Le gaz naturel liquéfié (GNL) en provenance de Russie a atteint au premier trimestre 2026 un volume inédit depuis le début du conflit en Ukraine, malgré les objectifs européens de diversification. Selon une étude de l'Institute for Energy Economics and Financial Analysis (IEEFA) publiée mercredi, ces chiffres soulignent la dépendance persistante du continent européen au gaz russe, alors que le conflit au Moyen-Orient bouleverse l'approvisionnement mondial en hydrocarbures.
Une hausse significative des importations
Tirées par la France, l'Espagne et la Belgique, les importations de GNL russe par l'Union européenne ont augmenté de 16 % au premier trimestre 2026 sur un an, atteignant 6,9 milliards de mètres cubes. La tendance s'est poursuivie en avril, mois durant lequel les importations européennes de GNL russe ont encore crû de 17 % sur un an.
Une dépendance persistante
Depuis l'invasion de l'Ukraine en 2022, l'Europe a cherché à diversifier ses sources pour réduire sa dépendance historique au gaz acheminé par gazoducs. En 2025, le GNL représentait 45 % des importations de gaz de l'UE, le reste étant acheminé par gazoducs, selon la Commission européenne. Toutefois, la Russie demeure le deuxième fournisseur de GNL de l'Union, alors même que Bruxelles a approuvé l'interdiction de toutes les importations de gaz russe d'ici à l'automne 2027 pour priver Moscou de ressources financières.

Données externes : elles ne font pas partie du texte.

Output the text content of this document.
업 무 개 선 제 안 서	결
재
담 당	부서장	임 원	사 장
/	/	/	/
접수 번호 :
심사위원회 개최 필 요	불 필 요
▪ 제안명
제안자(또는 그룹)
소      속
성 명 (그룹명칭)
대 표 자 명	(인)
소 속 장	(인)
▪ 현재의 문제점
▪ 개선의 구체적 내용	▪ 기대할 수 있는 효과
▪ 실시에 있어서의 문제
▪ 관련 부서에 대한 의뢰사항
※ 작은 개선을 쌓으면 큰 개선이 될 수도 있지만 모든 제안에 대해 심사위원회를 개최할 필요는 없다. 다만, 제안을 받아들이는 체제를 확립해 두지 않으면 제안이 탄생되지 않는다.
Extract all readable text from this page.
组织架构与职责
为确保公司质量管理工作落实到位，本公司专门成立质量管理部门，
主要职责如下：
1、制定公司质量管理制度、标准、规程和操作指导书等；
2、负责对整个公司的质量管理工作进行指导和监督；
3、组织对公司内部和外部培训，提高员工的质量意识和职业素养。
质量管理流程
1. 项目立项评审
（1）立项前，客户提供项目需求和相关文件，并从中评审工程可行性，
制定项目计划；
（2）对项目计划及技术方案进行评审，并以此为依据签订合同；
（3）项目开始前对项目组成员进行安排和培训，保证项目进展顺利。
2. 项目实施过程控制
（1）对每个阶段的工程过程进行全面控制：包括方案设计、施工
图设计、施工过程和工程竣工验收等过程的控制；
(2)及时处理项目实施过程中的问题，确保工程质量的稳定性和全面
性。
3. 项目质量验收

La France a notamment importé plus de GNL russe que tout autre pays européen au premier trimestre 2026, avec un record atteint en janvier, précise le centre de réflexion. En parallèle, l'Europe a accru ses approvisionnements en GNL américain, au point que les États-Unis sont en passe de devenir le principal fournisseur de gaz du continent en 2026.

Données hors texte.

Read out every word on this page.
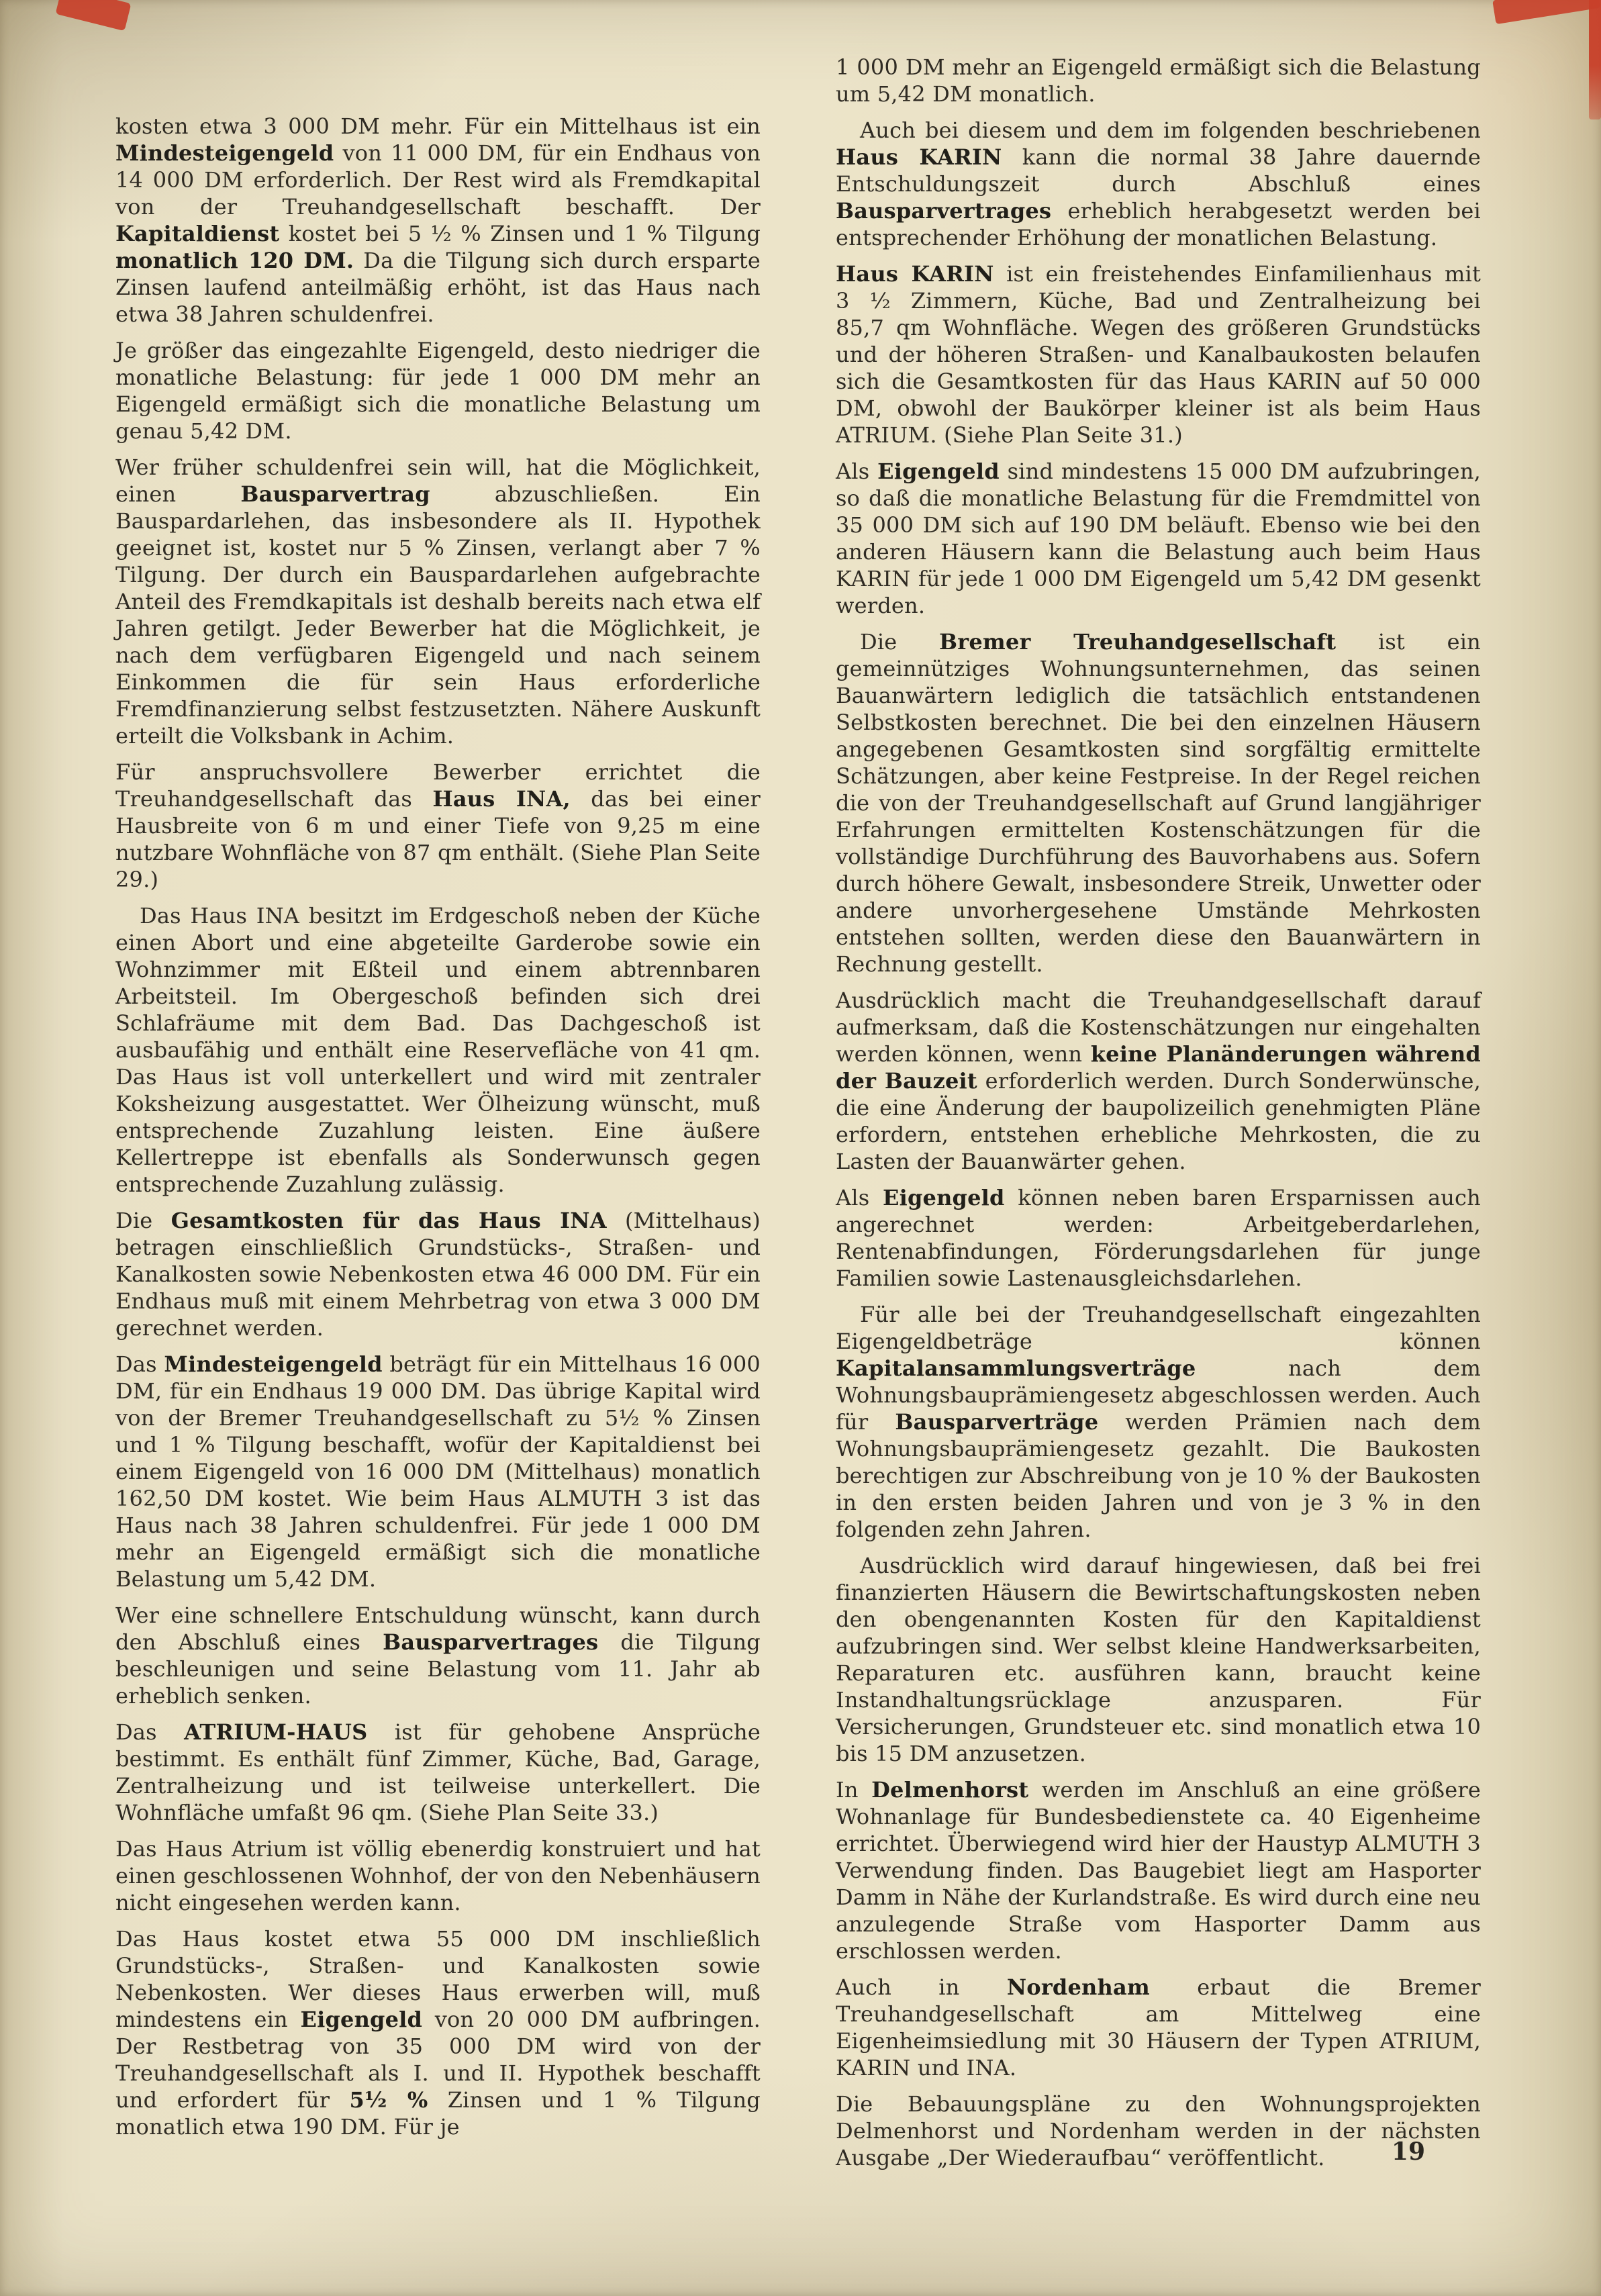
kosten etwa 3 000 DM mehr. Für ein Mittelhaus ist ein Mindesteigengeld von 11 000 DM, für ein Endhaus von 14 000 DM erforderlich. Der Rest wird als Fremdkapital von der Treuhandgesellschaft beschafft. Der Kapitaldienst kostet bei 5 ½ % Zinsen und 1 % Tilgung monatlich 120 DM. Da die Tilgung sich durch ersparte Zinsen laufend anteilmäßig erhöht, ist das Haus nach etwa 38 Jahren schuldenfrei.

Je größer das eingezahlte Eigengeld, desto niedriger die monatliche Belastung: für jede 1 000 DM mehr an Eigengeld ermäßigt sich die monatliche Belastung um genau 5,42 DM.

Wer früher schuldenfrei sein will, hat die Möglichkeit, einen Bausparvertrag abzuschließen. Ein Bauspardarlehen, das insbesondere als II. Hypothek geeignet ist, kostet nur 5 % Zinsen, verlangt aber 7 % Tilgung. Der durch ein Bauspardarlehen aufgebrachte Anteil des Fremdkapitals ist deshalb bereits nach etwa elf Jahren getilgt. Jeder Bewerber hat die Möglichkeit, je nach dem verfügbaren Eigengeld und nach seinem Einkommen die für sein Haus erforderliche Fremdfinanzierung selbst festzusetzten. Nähere Auskunft erteilt die Volksbank in Achim.

Für anspruchsvollere Bewerber errichtet die Treuhandgesellschaft das Haus INA, das bei einer Hausbreite von 6 m und einer Tiefe von 9,25 m eine nutzbare Wohnfläche von 87 qm enthält. (Siehe Plan Seite 29.)

Das Haus INA besitzt im Erdgeschoß neben der Küche einen Abort und eine abgeteilte Garderobe sowie ein Wohnzimmer mit Eßteil und einem abtrennbaren Arbeitsteil. Im Obergeschoß befinden sich drei Schlafräume mit dem Bad. Das Dachgeschoß ist ausbaufähig und enthält eine Reservefläche von 41 qm. Das Haus ist voll unterkellert und wird mit zentraler Koksheizung ausgestattet. Wer Ölheizung wünscht, muß entsprechende Zuzahlung leisten. Eine äußere Kellertreppe ist ebenfalls als Sonderwunsch gegen entsprechende Zuzahlung zulässig.

Die Gesamtkosten für das Haus INA (Mittelhaus) betragen einschließlich Grundstücks-, Straßen- und Kanalkosten sowie Nebenkosten etwa 46 000 DM. Für ein Endhaus muß mit einem Mehrbetrag von etwa 3 000 DM gerechnet werden.

Das Mindesteigengeld beträgt für ein Mittelhaus 16 000 DM, für ein Endhaus 19 000 DM. Das übrige Kapital wird von der Bremer Treuhandgesellschaft zu 5½ % Zinsen und 1 % Tilgung beschafft, wofür der Kapitaldienst bei einem Eigengeld von 16 000 DM (Mittelhaus) monatlich 162,50 DM kostet. Wie beim Haus ALMUTH 3 ist das Haus nach 38 Jahren schuldenfrei. Für jede 1 000 DM mehr an Eigengeld ermäßigt sich die monatliche Belastung um 5,42 DM.

Wer eine schnellere Entschuldung wünscht, kann durch den Abschluß eines Bausparvertrages die Tilgung beschleunigen und seine Belastung vom 11. Jahr ab erheblich senken.

Das ATRIUM-HAUS ist für gehobene Ansprüche bestimmt. Es enthält fünf Zimmer, Küche, Bad, Garage, Zentralheizung und ist teilweise unterkellert. Die Wohnfläche umfaßt 96 qm. (Siehe Plan Seite 33.)

Das Haus Atrium ist völlig ebenerdig konstruiert und hat einen geschlossenen Wohnhof, der von den Nebenhäusern nicht eingesehen werden kann.

Das Haus kostet etwa 55 000 DM inschließlich Grundstücks-, Straßen- und Kanalkosten sowie Nebenkosten. Wer dieses Haus erwerben will, muß mindestens ein Eigengeld von 20 000 DM aufbringen. Der Restbetrag von 35 000 DM wird von der Treuhandgesellschaft als I. und II. Hypothek beschafft und erfordert für 5½ % Zinsen und 1 % Tilgung monatlich etwa 190 DM. Für je

1 000 DM mehr an Eigengeld ermäßigt sich die Belastung um 5,42 DM monatlich.

Auch bei diesem und dem im folgenden beschriebenen Haus KARIN kann die normal 38 Jahre dauernde Entschuldungszeit durch Abschluß eines Bausparvertrages erheblich herabgesetzt werden bei entsprechender Erhöhung der monatlichen Belastung.

Haus KARIN ist ein freistehendes Einfamilienhaus mit 3 ½ Zimmern, Küche, Bad und Zentralheizung bei 85,7 qm Wohnfläche. Wegen des größeren Grundstücks und der höheren Straßen- und Kanalbaukosten belaufen sich die Gesamtkosten für das Haus KARIN auf 50 000 DM, obwohl der Baukörper kleiner ist als beim Haus ATRIUM. (Siehe Plan Seite 31.)

Als Eigengeld sind mindestens 15 000 DM aufzubringen, so daß die monatliche Belastung für die Fremdmittel von 35 000 DM sich auf 190 DM beläuft. Ebenso wie bei den anderen Häusern kann die Belastung auch beim Haus KARIN für jede 1 000 DM Eigengeld um 5,42 DM gesenkt werden.

Die Bremer Treuhandgesellschaft ist ein gemeinnütziges Wohnungsunternehmen, das seinen Bauanwärtern lediglich die tatsächlich entstandenen Selbstkosten berechnet. Die bei den einzelnen Häusern angegebenen Gesamtkosten sind sorgfältig ermittelte Schätzungen, aber keine Festpreise. In der Regel reichen die von der Treuhandgesellschaft auf Grund langjähriger Erfahrungen ermittelten Kostenschätzungen für die vollständige Durchführung des Bauvorhabens aus. Sofern durch höhere Gewalt, insbesondere Streik, Unwetter oder andere unvorhergesehene Umstände Mehrkosten entstehen sollten, werden diese den Bauanwärtern in Rechnung gestellt.

Ausdrücklich macht die Treuhandgesellschaft darauf aufmerksam, daß die Kostenschätzungen nur eingehalten werden können, wenn keine Planänderungen während der Bauzeit erforderlich werden. Durch Sonderwünsche, die eine Änderung der baupolizeilich genehmigten Pläne erfordern, entstehen erhebliche Mehrkosten, die zu Lasten der Bauanwärter gehen.

Als Eigengeld können neben baren Ersparnissen auch angerechnet werden: Arbeitgeberdarlehen, Rentenabfindungen, Förderungsdarlehen für junge Familien sowie Lastenausgleichsdarlehen.

Für alle bei der Treuhandgesellschaft eingezahlten Eigengeldbeträge können Kapitalansammlungsverträge nach dem Wohnungsbauprämiengesetz abgeschlossen werden. Auch für Bausparverträge werden Prämien nach dem Wohnungsbauprämiengesetz gezahlt. Die Baukosten berechtigen zur Abschreibung von je 10 % der Baukosten in den ersten beiden Jahren und von je 3 % in den folgenden zehn Jahren.

Ausdrücklich wird darauf hingewiesen, daß bei frei finanzierten Häusern die Bewirtschaftungskosten neben den obengenannten Kosten für den Kapitaldienst aufzubringen sind. Wer selbst kleine Handwerksarbeiten, Reparaturen etc. ausführen kann, braucht keine Instandhaltungsrücklage anzusparen. Für Versicherungen, Grundsteuer etc. sind monatlich etwa 10 bis 15 DM anzusetzen.

In Delmenhorst werden im Anschluß an eine größere Wohnanlage für Bundesbedienstete ca. 40 Eigenheime errichtet. Überwiegend wird hier der Haustyp ALMUTH 3 Verwendung finden. Das Baugebiet liegt am Hasporter Damm in Nähe der Kurlandstraße. Es wird durch eine neu anzulegende Straße vom Hasporter Damm aus erschlossen werden.

Auch in Nordenham erbaut die Bremer Treuhandgesellschaft am Mittelweg eine Eigenheimsiedlung mit 30 Häusern der Typen ATRIUM, KARIN und INA.

Die Bebauungspläne zu den Wohnungsprojekten Delmenhorst und Nordenham werden in der nächsten Ausgabe „Der Wiederaufbau“ veröffentlicht.	19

Le talon d'Achille de la stratégie énergétique de l'UE
Au premier trimestre, la Norvège demeurait le premier fournisseur de l'UE avec une part de 31 %, suivie de près par les États-Unis (28 %) et la Russie (14 %), en comptabilisant l'ensemble des importations. Le passage de l'Europe du gaz acheminé par gazoduc au GNL était censé garantir la sécurité d'approvisionnement et la diversification. Pourtant, les perturbations causées par la guerre au Moyen-Orient et une dépendance excessive au GNL américain montrent que le plan de l'Europe a échoué sur ces deux fronts, a déclaré Ana Maria Jaller-Makarewicz, analyste à l'IEEFA. Le GNL est devenu le talon d'Achille de la stratégie de sécurité énergétique de l'Europe, exposant le continent à des prix élevés et à de nouvelles formes de perturbation des approvisionnements, a-t-elle ajouté. Selon l'IEEFA, l'UE pourrait s'approvisionner à 80 % de ses importations de GNL aux États-Unis d'ici 2028.